Adventures of Huckleberry Finn (1884)


One of the greats...perhaps THE great...American novel...

It is one of the most loved, most reviled, and most controversial American works of fiction.  It has been trashed by "race hustlers" looking for publicity, it's been banned by schools for language, but significant as the first novel to use regional vernacular in telling the story, Adventures of Huckleberry Finn is far and away Twain's most famous and infamous book.
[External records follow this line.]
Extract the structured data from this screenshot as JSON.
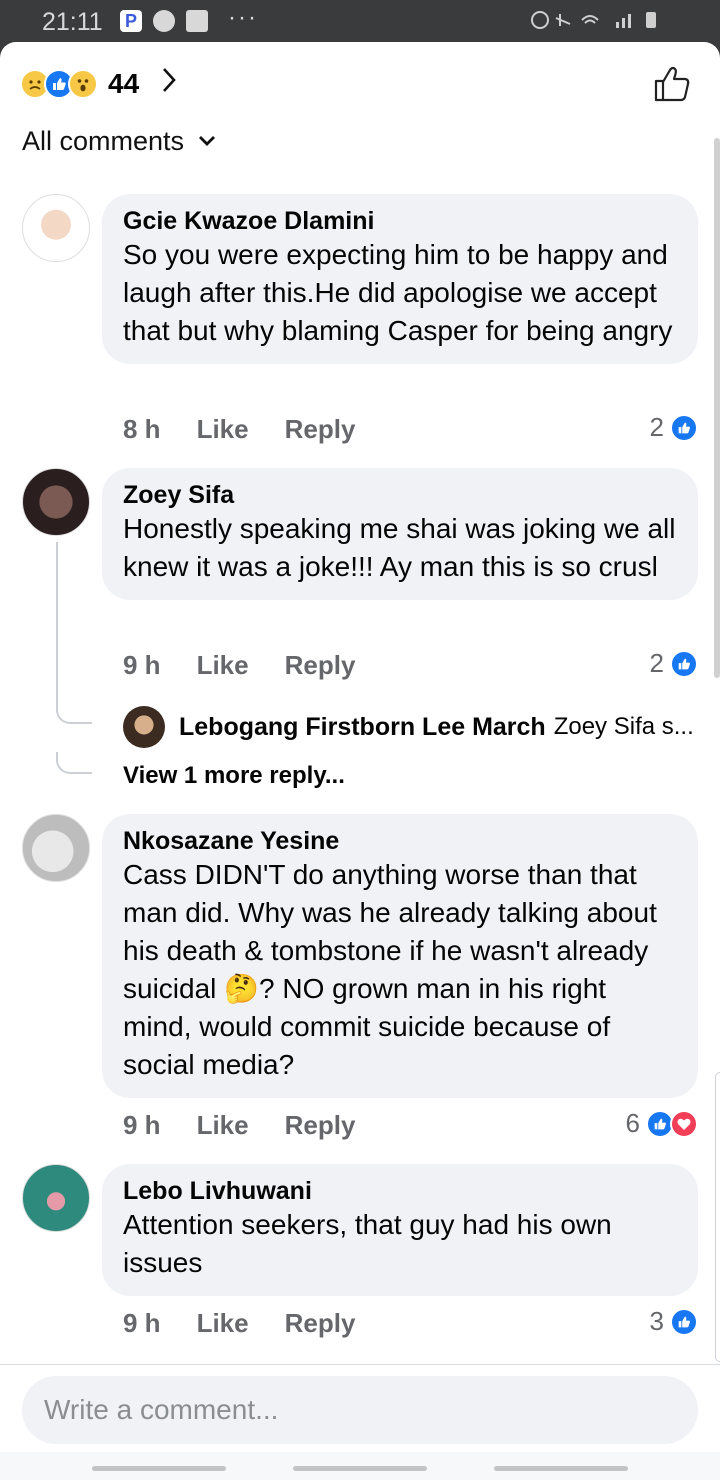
{
  "status_bar": {
    "time": "21:11",
    "left_icons": [
      "p-app-icon",
      "music-icon",
      "image-icon"
    ],
    "more": "···",
    "right_icons": [
      "alarm-icon",
      "mute-icon",
      "wifi-icon",
      "signal-icon",
      "battery-icon"
    ]
  },
  "header": {
    "reactions": [
      "sad-reaction-icon",
      "like-reaction-icon",
      "wow-reaction-icon"
    ],
    "reaction_count": "44",
    "like_button": "thumbs-up-outline-icon",
    "filter_label": "All comments"
  },
  "comments": [
    {
      "author": "Gcie Kwazoe Dlamini",
      "text": "So you were expecting him to be happy and laugh after this.He did apologise we accept that but why blaming Casper for being angry",
      "time": "8 h",
      "like_label": "Like",
      "reply_label": "Reply",
      "reaction_count": "2"
    },
    {
      "author": "Zoey Sifa",
      "text": "Honestly speaking me shai was joking we all knew it was a joke!!! Ay man this is so crusl",
      "time": "9 h",
      "like_label": "Like",
      "reply_label": "Reply",
      "reaction_count": "2",
      "reply_preview": {
        "author": "Lebogang Firstborn Lee March",
        "snippet": "Zoey Sifa s..."
      },
      "view_more": "View 1 more reply..."
    },
    {
      "author": "Nkosazane Yesine",
      "text": "Cass DIDN'T do anything worse than that man did. Why was he already talking about his death & tombstone if he wasn't already suicidal 🤔? NO grown man in his right mind, would commit suicide because of social media?",
      "time": "9 h",
      "like_label": "Like",
      "reply_label": "Reply",
      "reaction_count": "6"
    },
    {
      "author": "Lebo Livhuwani",
      "text": "Attention seekers, that guy had his own issues",
      "time": "9 h",
      "like_label": "Like",
      "reply_label": "Reply",
      "reaction_count": "3"
    }
  ],
  "composer": {
    "placeholder": "Write a comment..."
  },
  "colors": {
    "accent": "#1877f2",
    "bubble": "#f0f2f5",
    "meta_text": "#65676b",
    "heart": "#f33e58"
  }
}
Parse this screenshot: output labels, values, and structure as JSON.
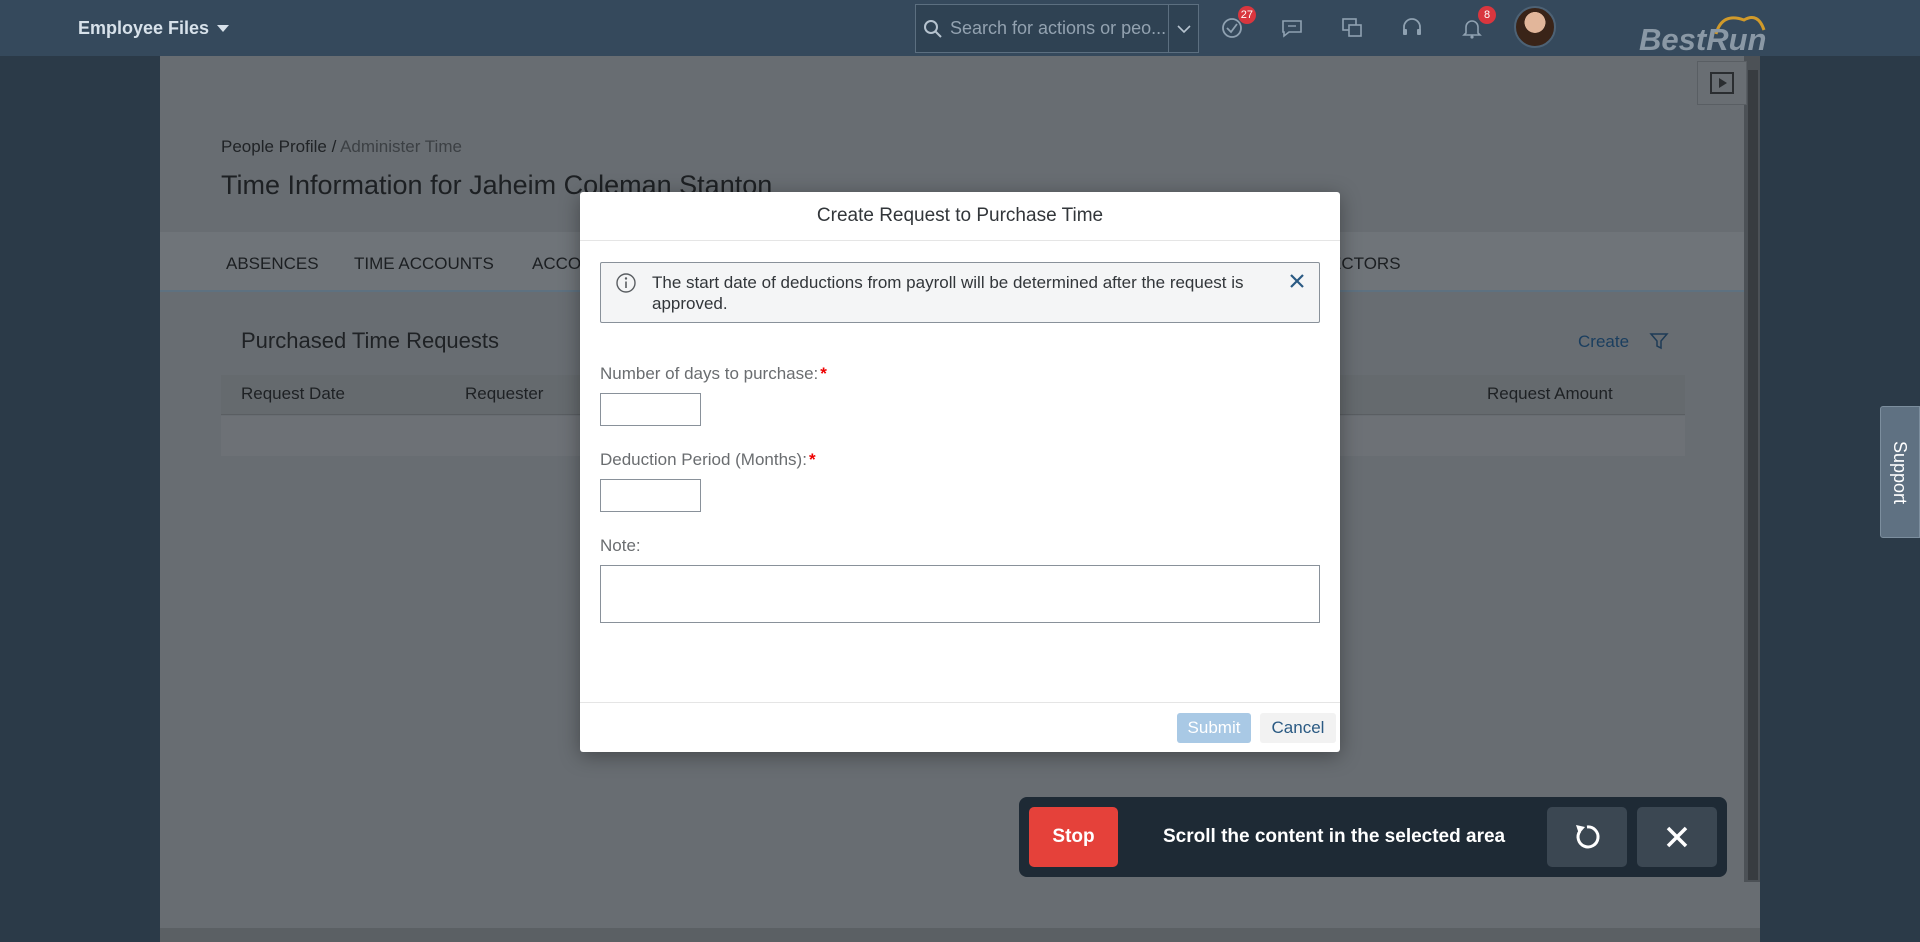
{
  "shell": {
    "module": "Employee Files",
    "search_placeholder": "Search for actions or peo...",
    "todo_count": "27",
    "notification_count": "8",
    "logo_text": "BestRun",
    "icons": [
      "search-icon",
      "todo-icon",
      "chat-icon",
      "people-chat-icon",
      "headset-icon",
      "bell-icon"
    ]
  },
  "page": {
    "breadcrumb_root": "People Profile",
    "breadcrumb_sep": " / ",
    "breadcrumb_current": "Administer Time",
    "title": "Time Information for Jaheim Coleman Stanton",
    "tabs": [
      "ABSENCES",
      "TIME ACCOUNTS",
      "ACCO",
      "ECTORS"
    ],
    "section_title": "Purchased Time Requests",
    "create_label": "Create",
    "columns": [
      "Request Date",
      "Requester",
      "Request Amount"
    ]
  },
  "support_label": "Support",
  "dialog": {
    "title": "Create Request to Purchase Time",
    "info_message": "The start date of deductions from payroll will be determined after the request is approved.",
    "fields": {
      "days_label": "Number of days to purchase:",
      "days_value": "",
      "period_label": "Deduction Period (Months):",
      "period_value": "",
      "note_label": "Note:",
      "note_value": "",
      "required_mark": "*"
    },
    "submit_label": "Submit",
    "cancel_label": "Cancel"
  },
  "automation": {
    "stop_label": "Stop",
    "instruction": "Scroll the content in the selected area"
  },
  "colors": {
    "shell": "#35495c",
    "accent_blue": "#0a6ed1",
    "stop_red": "#e5413a",
    "required_red": "#ee0000"
  }
}
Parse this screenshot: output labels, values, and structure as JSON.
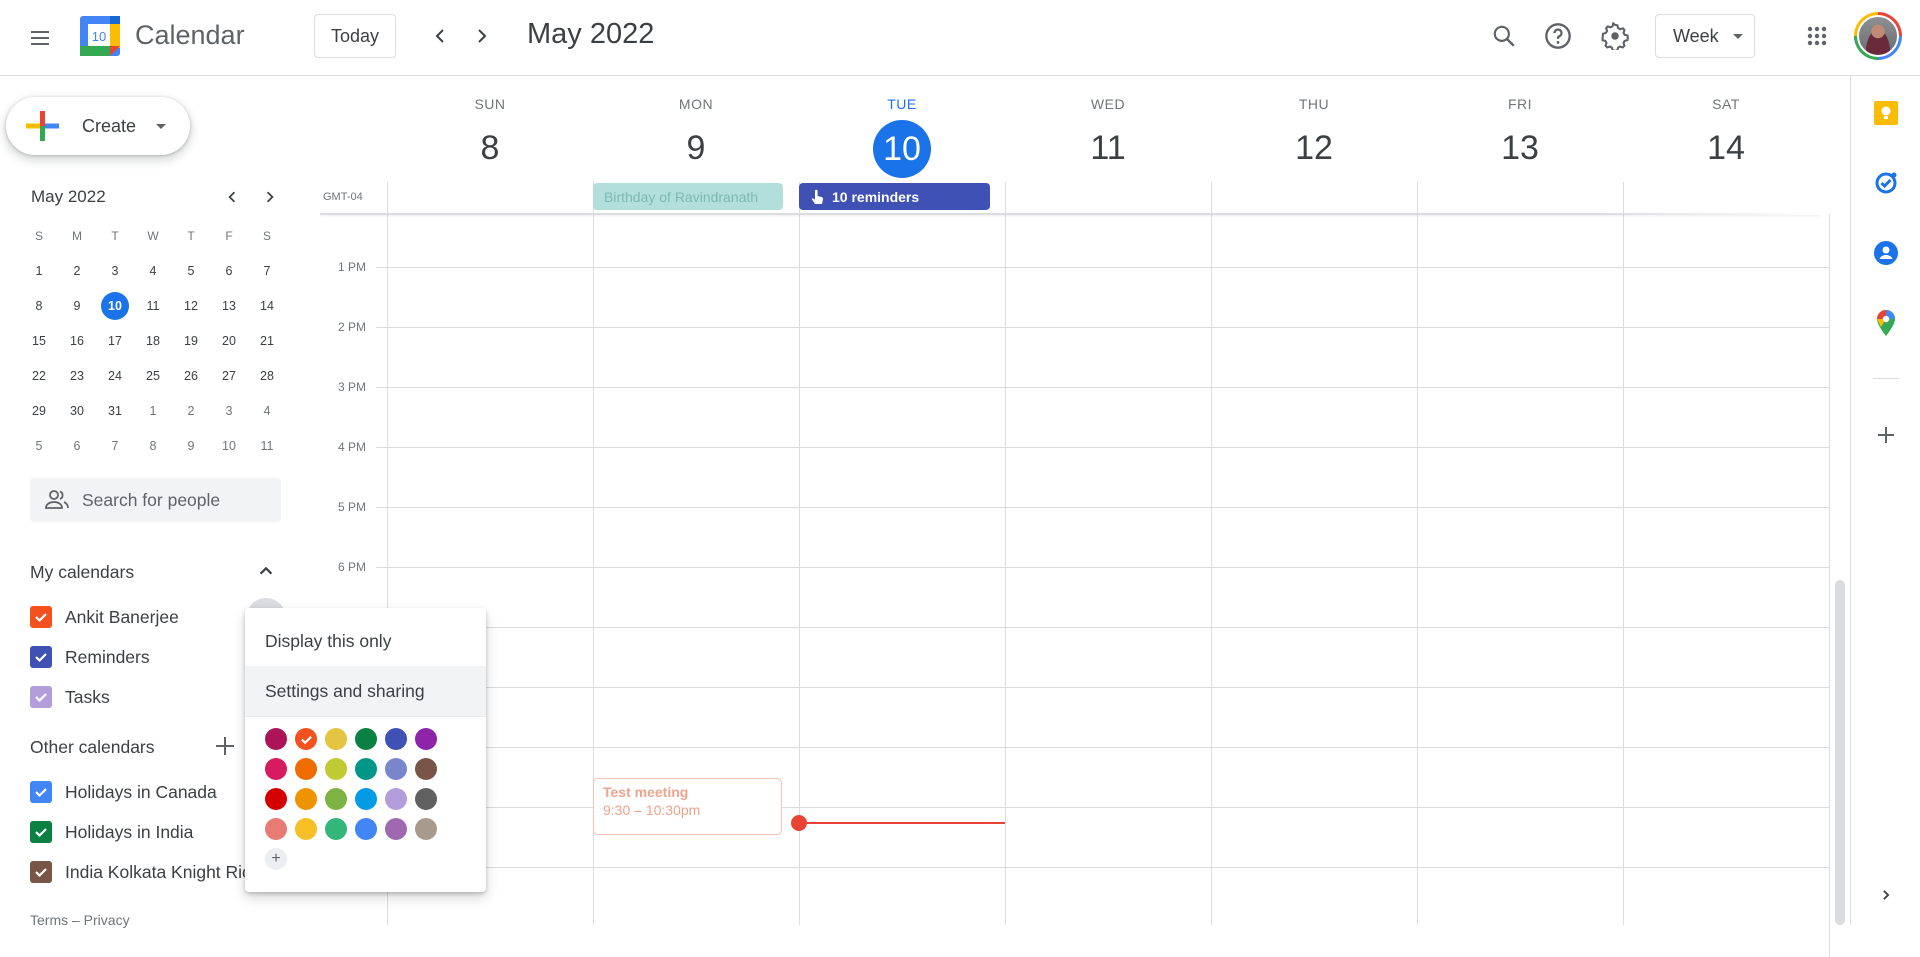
{
  "header": {
    "app_title": "Calendar",
    "logo_day": "10",
    "today_label": "Today",
    "period_title": "May 2022",
    "view_label": "Week",
    "icons": [
      "menu-icon",
      "search-icon",
      "help-icon",
      "settings-icon",
      "apps-grid-icon",
      "account-avatar"
    ]
  },
  "sidebar": {
    "create_label": "Create",
    "mini_calendar": {
      "title": "May 2022",
      "dow": [
        "S",
        "M",
        "T",
        "W",
        "T",
        "F",
        "S"
      ],
      "weeks": [
        [
          "1",
          "2",
          "3",
          "4",
          "5",
          "6",
          "7"
        ],
        [
          "8",
          "9",
          "10",
          "11",
          "12",
          "13",
          "14"
        ],
        [
          "15",
          "16",
          "17",
          "18",
          "19",
          "20",
          "21"
        ],
        [
          "22",
          "23",
          "24",
          "25",
          "26",
          "27",
          "28"
        ],
        [
          "29",
          "30",
          "31",
          "1",
          "2",
          "3",
          "4"
        ],
        [
          "5",
          "6",
          "7",
          "8",
          "9",
          "10",
          "11"
        ]
      ],
      "today": "10"
    },
    "search_people_placeholder": "Search for people",
    "my_calendars_title": "My calendars",
    "my_calendars": [
      {
        "label": "Ankit Banerjee",
        "color": "#f4511e",
        "checked": true
      },
      {
        "label": "Reminders",
        "color": "#3f51b5",
        "checked": true
      },
      {
        "label": "Tasks",
        "color": "#b39ddb",
        "checked": true
      }
    ],
    "other_calendars_title": "Other calendars",
    "other_calendars": [
      {
        "label": "Holidays in Canada",
        "color": "#4285f4",
        "checked": true
      },
      {
        "label": "Holidays in India",
        "color": "#0b8043",
        "checked": true
      },
      {
        "label": "India Kolkata Knight Ric",
        "color": "#795548",
        "checked": true
      }
    ],
    "footer": "Terms – Privacy"
  },
  "week": {
    "timezone": "GMT-04",
    "days": [
      {
        "dow": "SUN",
        "date": "8"
      },
      {
        "dow": "MON",
        "date": "9"
      },
      {
        "dow": "TUE",
        "date": "10",
        "today": true
      },
      {
        "dow": "WED",
        "date": "11"
      },
      {
        "dow": "THU",
        "date": "12"
      },
      {
        "dow": "FRI",
        "date": "13"
      },
      {
        "dow": "SAT",
        "date": "14"
      }
    ],
    "time_labels": [
      "1 PM",
      "2 PM",
      "3 PM",
      "4 PM",
      "5 PM",
      "6 PM"
    ],
    "all_day_events": [
      {
        "title": "Birthday of Ravindranath",
        "day": "MON",
        "color": "#b2dfdb",
        "text_color": "#7fb8b2"
      },
      {
        "title": "10 reminders",
        "day": "TUE",
        "color": "#3f51b5",
        "text_color": "#ffffff",
        "icon": "reminder-hand-icon"
      }
    ],
    "events": [
      {
        "title": "Test meeting",
        "time": "9:30 – 10:30pm",
        "day": "MON"
      }
    ]
  },
  "popup_menu": {
    "items": [
      "Display this only",
      "Settings and sharing"
    ],
    "selected_color": "#f4511e",
    "color_rows": [
      [
        "#ad1457",
        "#f4511e",
        "#e4c441",
        "#0b8043",
        "#3f51b5",
        "#8e24aa"
      ],
      [
        "#d81b60",
        "#ef6c00",
        "#c0ca33",
        "#009688",
        "#7986cb",
        "#795548"
      ],
      [
        "#d50000",
        "#f09300",
        "#7cb342",
        "#039be5",
        "#b39ddb",
        "#616161"
      ],
      [
        "#e67c73",
        "#f6bf26",
        "#33b679",
        "#4285f4",
        "#9e69af",
        "#a79b8e"
      ]
    ],
    "add_color_label": "+"
  },
  "side_panel": {
    "icons": [
      "keep-icon",
      "tasks-icon",
      "contacts-icon",
      "maps-icon",
      "add-addon-icon",
      "expand-panel-icon"
    ]
  }
}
A continuation of The Adventures of Tom Sawyer published a decade earlier, Adventures of Huckleberry Finn was Twain's reentry into storytelling...and it stands as his most enduring and influential work.  Huck Finn portrays speech as it would actually be heard...the Southern way of speaking...and it's the first novel to do so.  It can be vulgar...it uses the word nigger...but it's also a scathing commentary on Black slavery and the contemporary racist treatment of Blacks in Gilded Age America.

From the first appearance of this masterpiece, it has been highly controversial.  It shook up Victorian ideas of propriety...and gone on to be banned from American schools and libraries (not to mention foreign attempts to keep it away from eager readers) and has been the victim of contemporary censorship with modern day editors being changed in text and wording...all in the name of political-correctness.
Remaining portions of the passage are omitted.